Crust underlying the Island of Rhodes is part of the forearc of the eastern Hellenic subduction zone. Deformation of the forearc rocks appears to be influenced by oblique plate convergence, subduction roll-back and horizontal-axis rotation, the relative importance of these processes is not well known. The southeast coast of Rhodes hosts Pliocene to Pleistocene marine strata, attributed to fault-controlled basin formation. However, it is poorly understood how faulting is intertwined with deposition of marine strata and how basin formation relates to the first-order tectonic processes. To examine these relationships in detail, the Lardos area was selected, due to its excellent exposure of marine sedimentary strata and fault scarps. Neotectonic deformation on multiple scales was assessed employing satellite- and drone-based imagery, differential GPS as well as lithological and structural mapping.

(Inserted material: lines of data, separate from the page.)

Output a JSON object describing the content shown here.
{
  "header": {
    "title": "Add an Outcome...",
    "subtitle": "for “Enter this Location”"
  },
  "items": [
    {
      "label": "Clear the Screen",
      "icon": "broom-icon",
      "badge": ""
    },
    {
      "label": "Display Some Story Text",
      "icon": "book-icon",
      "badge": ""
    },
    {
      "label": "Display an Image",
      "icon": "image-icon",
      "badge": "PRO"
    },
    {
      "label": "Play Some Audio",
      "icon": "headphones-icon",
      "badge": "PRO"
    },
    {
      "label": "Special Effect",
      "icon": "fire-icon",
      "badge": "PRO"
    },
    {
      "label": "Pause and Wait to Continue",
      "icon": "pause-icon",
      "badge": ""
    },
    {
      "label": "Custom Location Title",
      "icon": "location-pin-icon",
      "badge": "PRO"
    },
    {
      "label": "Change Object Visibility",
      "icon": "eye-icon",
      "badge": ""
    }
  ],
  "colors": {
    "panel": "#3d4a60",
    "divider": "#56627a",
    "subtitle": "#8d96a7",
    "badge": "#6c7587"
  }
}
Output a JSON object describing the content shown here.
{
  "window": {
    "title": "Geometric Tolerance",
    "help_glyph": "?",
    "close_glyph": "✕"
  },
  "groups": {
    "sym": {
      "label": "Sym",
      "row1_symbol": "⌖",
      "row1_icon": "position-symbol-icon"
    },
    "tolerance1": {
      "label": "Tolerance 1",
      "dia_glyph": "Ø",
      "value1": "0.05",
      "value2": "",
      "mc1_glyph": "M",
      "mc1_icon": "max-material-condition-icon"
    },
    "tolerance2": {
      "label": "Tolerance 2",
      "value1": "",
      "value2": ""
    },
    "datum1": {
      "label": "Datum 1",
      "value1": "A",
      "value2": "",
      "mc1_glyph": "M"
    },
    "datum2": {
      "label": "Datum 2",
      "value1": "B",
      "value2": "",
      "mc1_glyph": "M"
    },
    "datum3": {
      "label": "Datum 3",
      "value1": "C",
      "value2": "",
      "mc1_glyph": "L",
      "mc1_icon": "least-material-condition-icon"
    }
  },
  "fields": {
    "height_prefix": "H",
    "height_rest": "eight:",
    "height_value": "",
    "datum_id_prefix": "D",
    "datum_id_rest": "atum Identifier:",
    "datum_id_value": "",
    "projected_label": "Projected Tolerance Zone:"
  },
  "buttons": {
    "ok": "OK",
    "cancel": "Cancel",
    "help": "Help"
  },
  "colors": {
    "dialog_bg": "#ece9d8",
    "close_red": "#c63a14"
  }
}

Collectively, these observations point to the following sequence of tectono-sedimentary stages of basin formation: Normal faulting initiated the Pre-Pleistocene graben formation. Based on the occurrence of the sedimentary breccia along the fault scarps and displaced Pleistocene marine terraces, graben-bounding normal faults continued to be active during and after the Pleistocene. Faulting affected Pre-Pleistocene carbonate rocks and the unconformably overlying Pleistocene marine sedimentary strata. During uplift of the southeast coast of Rhodes, marine terraces formed and reshaped the paleo relief. Graben formation can be attributed to overall ENE-WSW, i.e., plate boundary-parallel, extension of the forearc rocks. This extension direction can be explained by increasing crustal stretching along the forearc as a consequence of progressive tightening of the curved Hellenic subduction zone.